Date: 17 November 2006 12:18
Thank you for your email of 8 November, with your essay in response to the University of London Pre-Socratics and Plato 2005 Examination question, 'What do Zeno's paradoxes show us about the nature of motion?'
I do think that it is an excellent strategy to take with any philosopher whose arguments seem questionable or paradoxical, to attempt to describe a plausible theory or position which the arguments might have been intended to attack. In other words to approach the arguments dialectically.
This is an application of what Donald Davidson calls the 'principle of charity'. There is greater chance of correctly understanding what a philosopher is trying to tell us if we find an interpretation which makes his arguments look gripping rather than mere 'sophisms'.
However, in this case we have to deal with written evidence about Zeno's intentions which must be taken seriously. In Plato's dialogue Parmenides, the character Zeno says about his 'book':
'In reality the book is a sort of defence of Parmenides’ argument against those who try to make fun of it by showing that, if there is a One, many absurd and contradictory consequences follow for his argument. This book is a retort against those who believe in plurality; it pays them back in their own coin, and with something to spare, by seeking to show that, if anyone examines the matter thoroughly, yet more absurd consequences follow from their hypothesis of plurality than from that of the One.'
It is pretty clear from this that Plato's 'Zeno' thinks he is attacking the hypothesis of pluralism as such, and not a particular view about the nature of numbers. You can save your interpretation by saying that Zeno made the false assumption that pluralism can only be accounted for in Pythagorean terms. This makes his arguments still look interesting and so satisfying Russell.
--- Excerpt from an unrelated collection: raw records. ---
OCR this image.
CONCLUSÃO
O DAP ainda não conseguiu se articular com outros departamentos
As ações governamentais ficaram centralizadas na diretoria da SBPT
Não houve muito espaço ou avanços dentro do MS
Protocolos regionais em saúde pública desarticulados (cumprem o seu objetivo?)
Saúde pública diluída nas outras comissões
This title of this essay, however, does not focus on the interpretation of Zeno but rather on what his paradoxes 'show us'. So let us look at the question from this point of view.
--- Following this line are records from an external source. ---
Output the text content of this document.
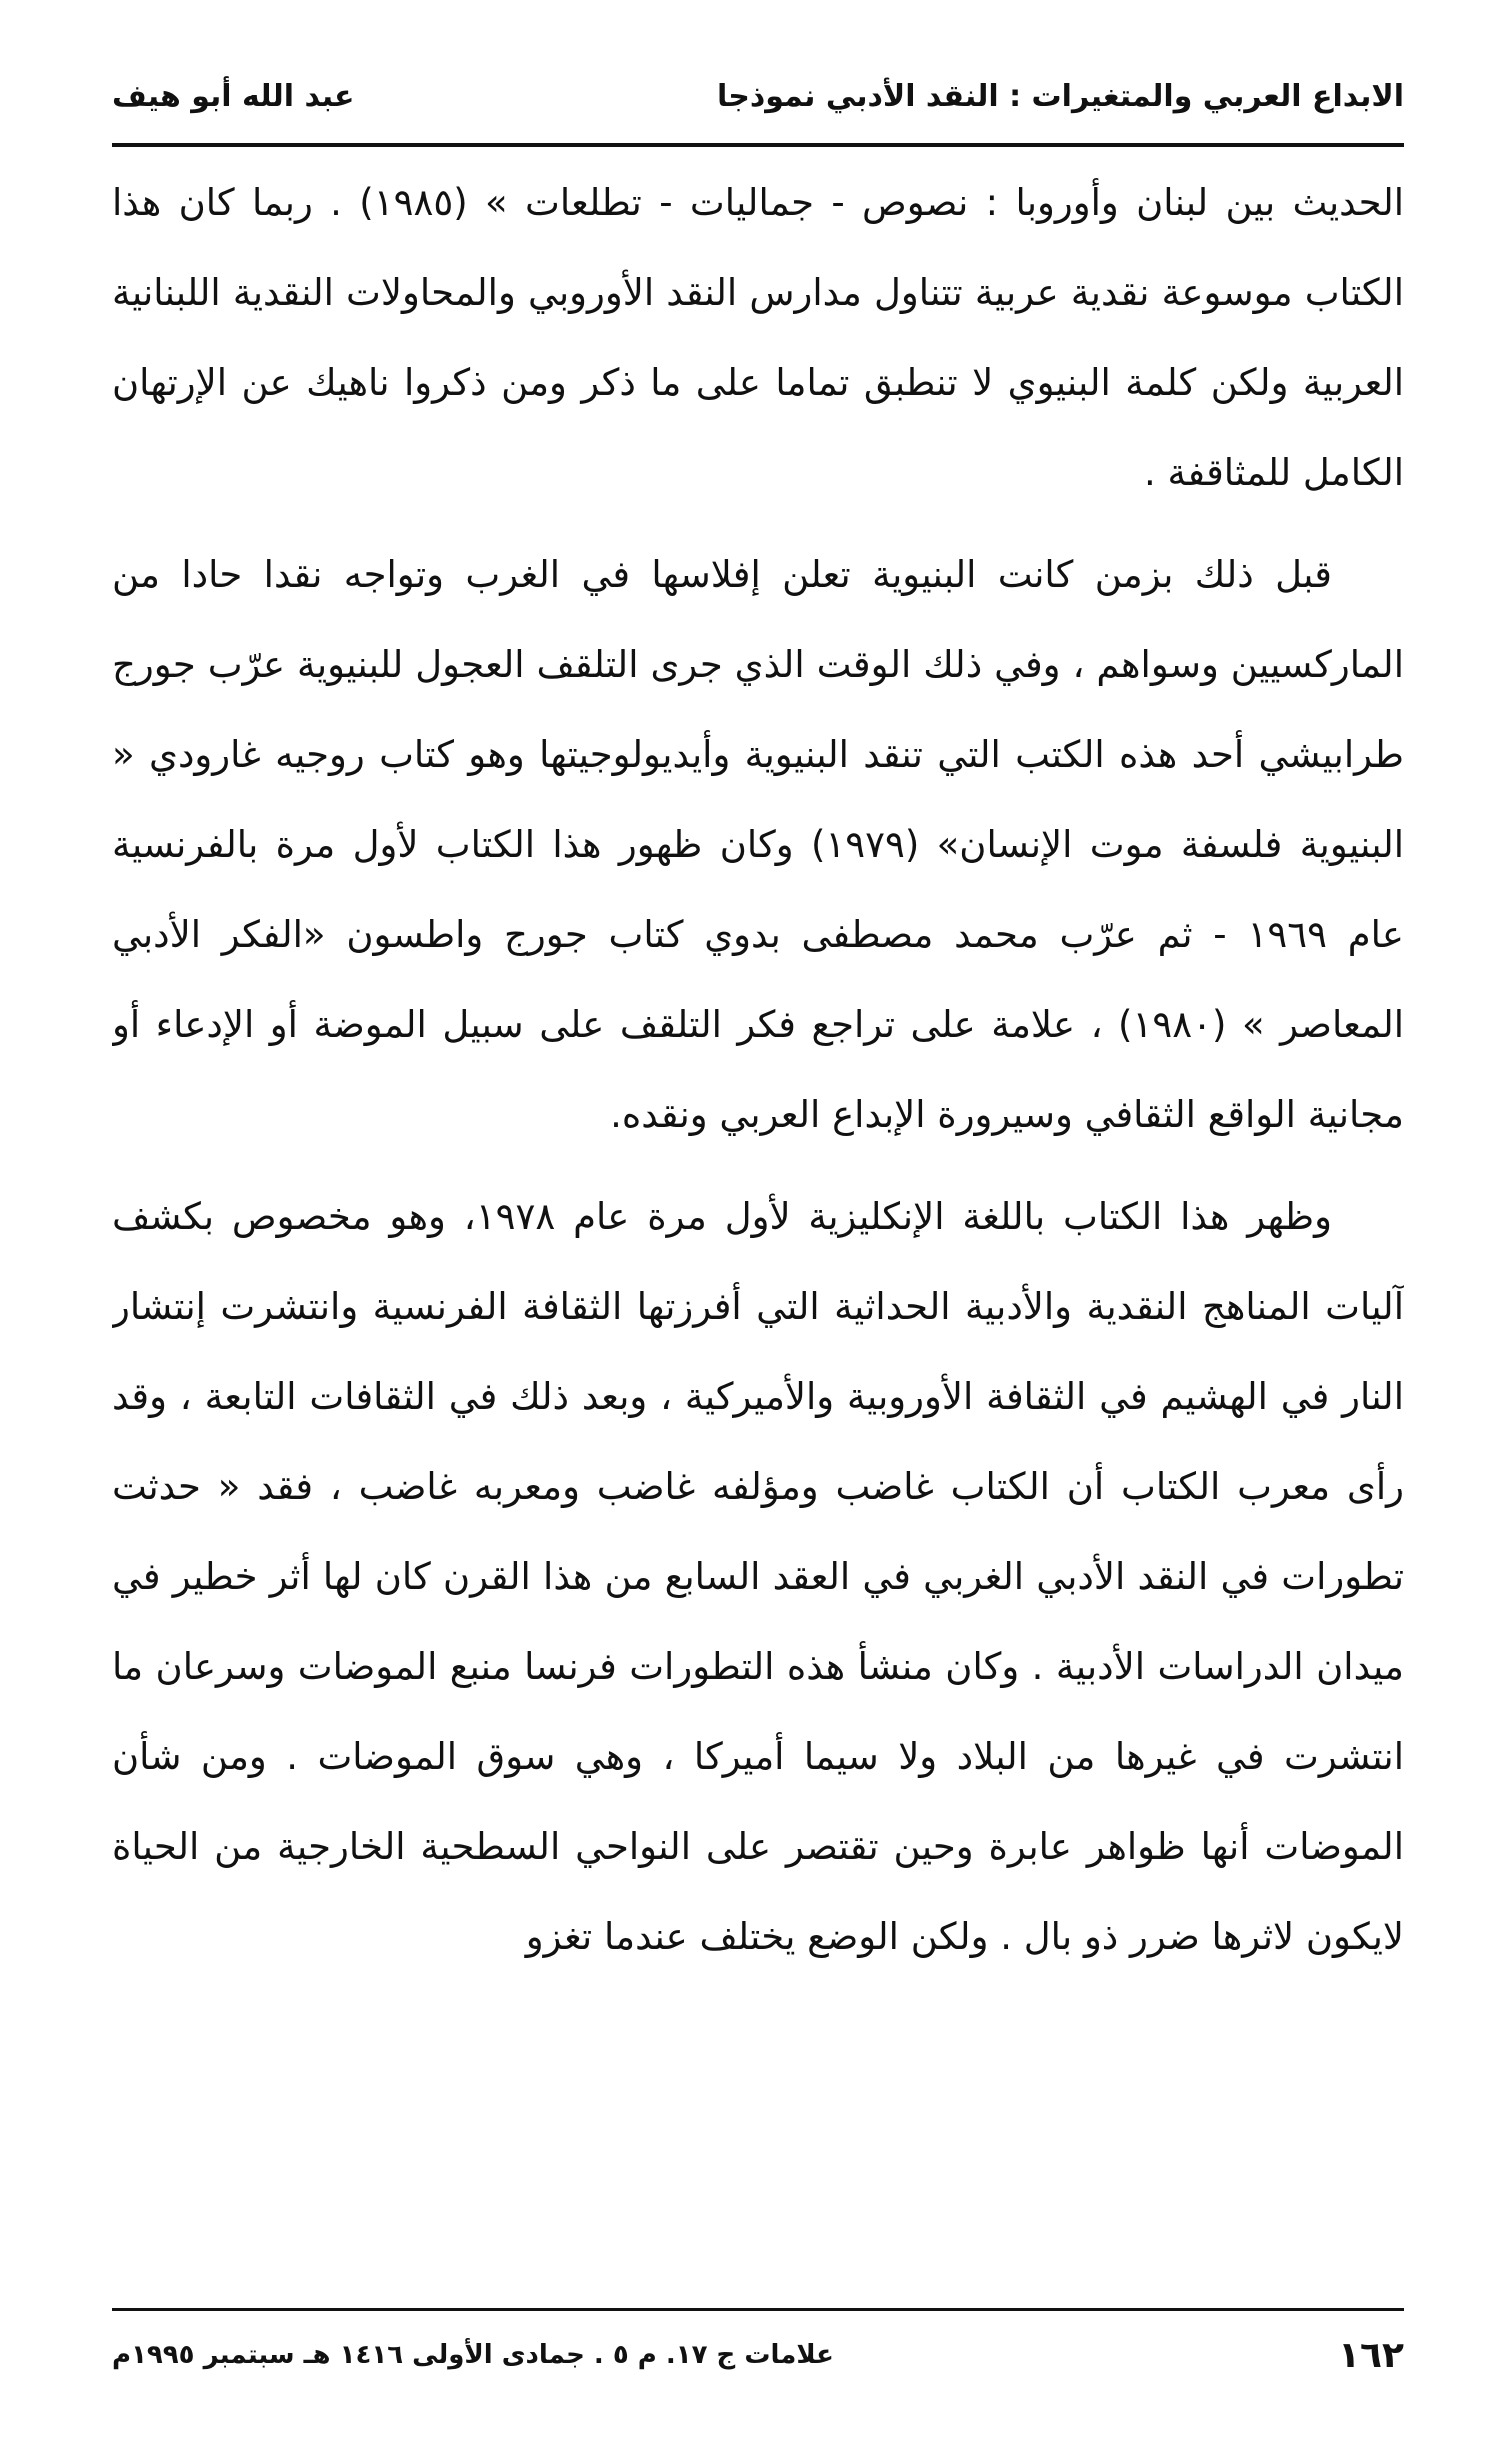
الابداع العربي والمتغيرات : النقد الأدبي نموذجا
عبد الله أبو هيف

الحديث بين لبنان وأوروبا : نصوص - جماليات - تطلعات » (١٩٨٥) . ربما كان هذا الكتاب موسوعة نقدية عربية تتناول مدارس النقد الأوروبي والمحاولات النقدية اللبنانية العربية ولكن كلمة البنيوي لا تنطبق تماما على ما ذكر ومن ذكروا ناهيك عن الإرتهان الكامل للمثاقفة .

قبل ذلك بزمن كانت البنيوية تعلن إفلاسها في الغرب وتواجه نقدا حادا من الماركسيين وسواهم ، وفي ذلك الوقت الذي جرى التلقف العجول للبنيوية عرّب جورج طرابيشي أحد هذه الكتب التي تنقد البنيوية وأيديولوجيتها وهو كتاب روجيه غارودي « البنيوية فلسفة موت الإنسان» (١٩٧٩) وكان ظهور هذا الكتاب لأول مرة بالفرنسية عام ١٩٦٩ - ثم عرّب محمد مصطفى بدوي كتاب جورج واطسون «الفكر الأدبي المعاصر » (١٩٨٠) ، علامة على تراجع فكر التلقف على سبيل الموضة أو الإدعاء أو مجانية الواقع الثقافي وسيرورة الإبداع العربي ونقده.

وظهر هذا الكتاب باللغة الإنكليزية لأول مرة عام ١٩٧٨، وهو مخصوص بكشف آليات المناهج النقدية والأدبية الحداثية التي أفرزتها الثقافة الفرنسية وانتشرت إنتشار النار في الهشيم في الثقافة الأوروبية والأميركية ، وبعد ذلك في الثقافات التابعة ، وقد رأى معرب الكتاب أن الكتاب غاضب ومؤلفه غاضب ومعربه غاضب ، فقد « حدثت تطورات في النقد الأدبي الغربي في العقد السابع من هذا القرن كان لها أثر خطير في ميدان الدراسات الأدبية . وكان منشأ هذه التطورات فرنسا منبع الموضات وسرعان ما انتشرت في غيرها من البلاد ولا سيما أميركا ، وهي سوق الموضات . ومن شأن الموضات أنها ظواهر عابرة وحين تقتصر على النواحي السطحية الخارجية من الحياة لايكون لاثرها ضرر ذو بال . ولكن الوضع يختلف عندما تغزو

١٦٢
علامات ج ١٧. م ٥ . جمادى الأولى ١٤١٦ هـ سبتمبر ١٩٩٥م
If you are tempted by a certain view of numbers which looks pretty implausible today - in fact, hard to even imagine - then you will find yourself unable to resist Zeno's logic. Admittedly, it is not difficult for the beginner in maths to feel very perplexed by ideas like the finite sum of an infinite series, or Cantor's definition of an infinite set as one which maps onto a proper subset. As you clearly show, these are the mathematical tools we need to deal with Zeno. But is that all?
Here is a possible theory of motion. There is no such thing as motion because what we perceive as motion is in fact a succession of static states. The paradox of the arrow is no paradox, because the arrow is always 'at rest'. First it is at rest here, then there, then there, until it 'reaches' its target.
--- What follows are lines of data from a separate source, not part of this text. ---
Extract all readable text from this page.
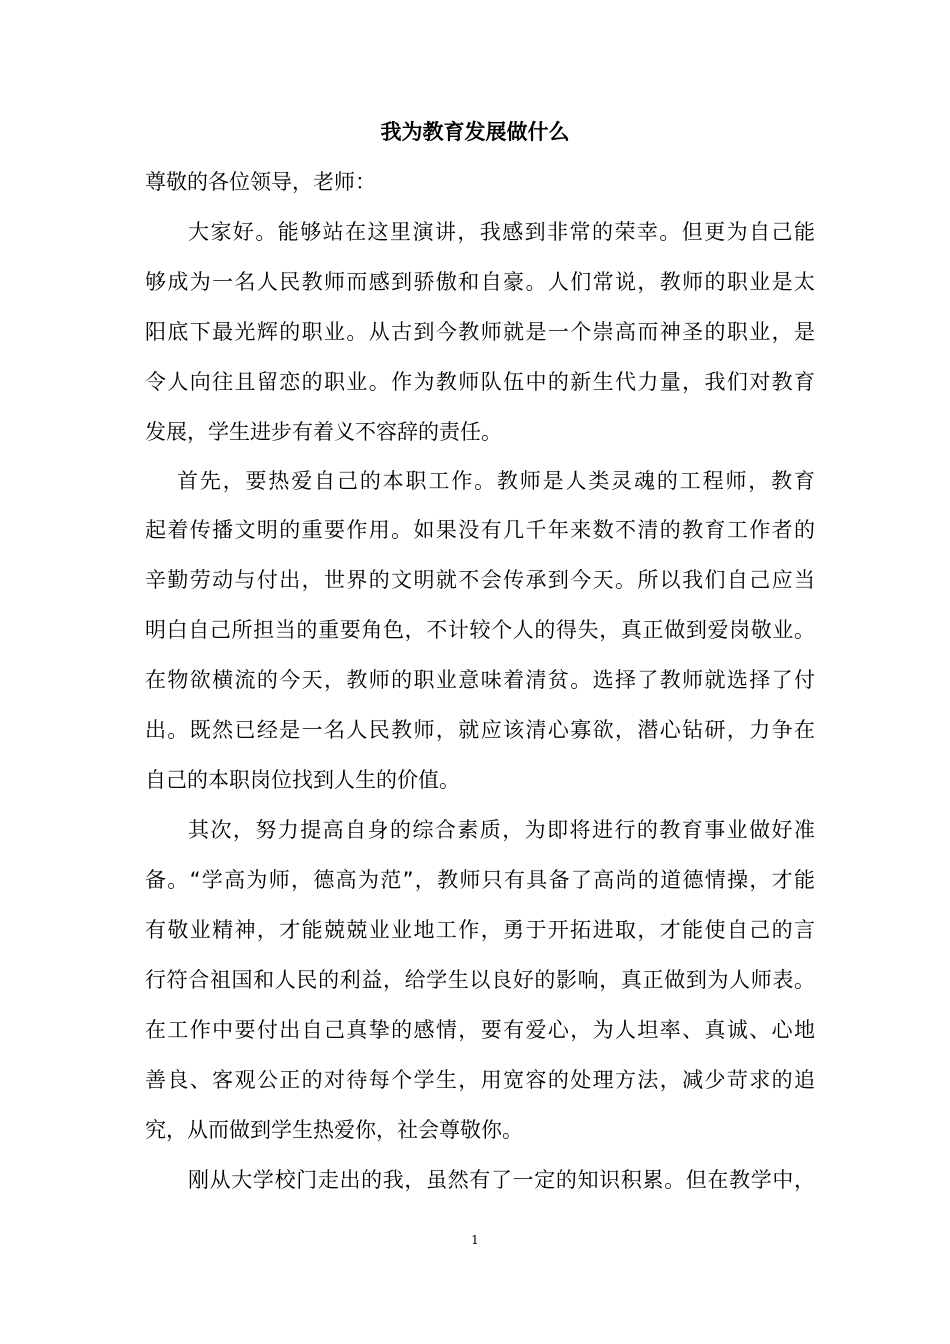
我为教育发展做什么
尊敬的各位领导，老师：
大家好。能够站在这里演讲，我感到非常的荣幸。但更为自己能
够成为一名人民教师而感到骄傲和自豪。人们常说，教师的职业是太
阳底下最光辉的职业。从古到今教师就是一个崇高而神圣的职业，是
令人向往且留恋的职业。作为教师队伍中的新生代力量，我们对教育
发展，学生进步有着义不容辞的责任。
首先，要热爱自己的本职工作。教师是人类灵魂的工程师，教育
起着传播文明的重要作用。如果没有几千年来数不清的教育工作者的
辛勤劳动与付出，世界的文明就不会传承到今天。所以我们自己应当
明白自己所担当的重要角色，不计较个人的得失，真正做到爱岗敬业。
在物欲横流的今天，教师的职业意味着清贫。选择了教师就选择了付
出。既然已经是一名人民教师，就应该清心寡欲，潜心钻研，力争在
自己的本职岗位找到人生的价值。
其次，努力提高自身的综合素质，为即将进行的教育事业做好准
备。“学高为师，德高为范”，教师只有具备了高尚的道德情操，才能
有敬业精神，才能兢兢业业地工作，勇于开拓进取，才能使自己的言
行符合祖国和人民的利益，给学生以良好的影响，真正做到为人师表。
在工作中要付出自己真挚的感情，要有爱心，为人坦率、真诚、心地
善良、客观公正的对待每个学生，用宽容的处理方法，减少苛求的追
究，从而做到学生热爱你，社会尊敬你。
刚从大学校门走出的我，虽然有了一定的知识积累。但在教学中，
1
One question to ask would be if this describes a logically possible world. Could the laws of physics be sufficiently different from what they are in this world so that no 'motion' actually occurred, although it appeared to? Why not?
Let's have a look at The Dichotomy.
Object A occupies a finite series of static positions until it reaches half way to its destination, and then until it reaches half way again, and so on. There are two possibilities: either there is a unit of position or not. If there is a unit of position then there will be a final 'half-way' point such that only one unit separates this point from the destination. In which case, there is only one more 'jump' to make. No paradox.
On the other hand, if there is not an ultimate unit of position, i.e. if positions equivalent to points on a line - i.e. the series of real numbers - then the 'theory' that motion is a series of static states becomes indistinguishable from the view that motion is real and continuous. Again no paradox.
The problems arise with the hybrid theory which attempts to combine infinite divisibility with the naive idea that we can form the notion of the result of equally dividing an object, or a distance, into parts, conceived as each having a finite size. This becomes apparent in Zeno's arguments against infinite divisibility. Either the smallest parts have finite size, in which case an infinite number of parts produces an object of infinite extent, or the smallest parts have no size, in which case putting any number of parts together produces an object of zero extent.
The final paradox of the moving is interesting in the light of the possible theory that the universe is ultimately composed of a finite number of 'positions', which as we have seen is immune to the first three arguments. I would not agree that the moving rows create a problem for this theory. All you need to do is distinguish absolute and relative position. Absolute motion can only be from one position to the adjacent position. But this happily allows for relative motion which 'jumps' over intermediate positions.
All the best,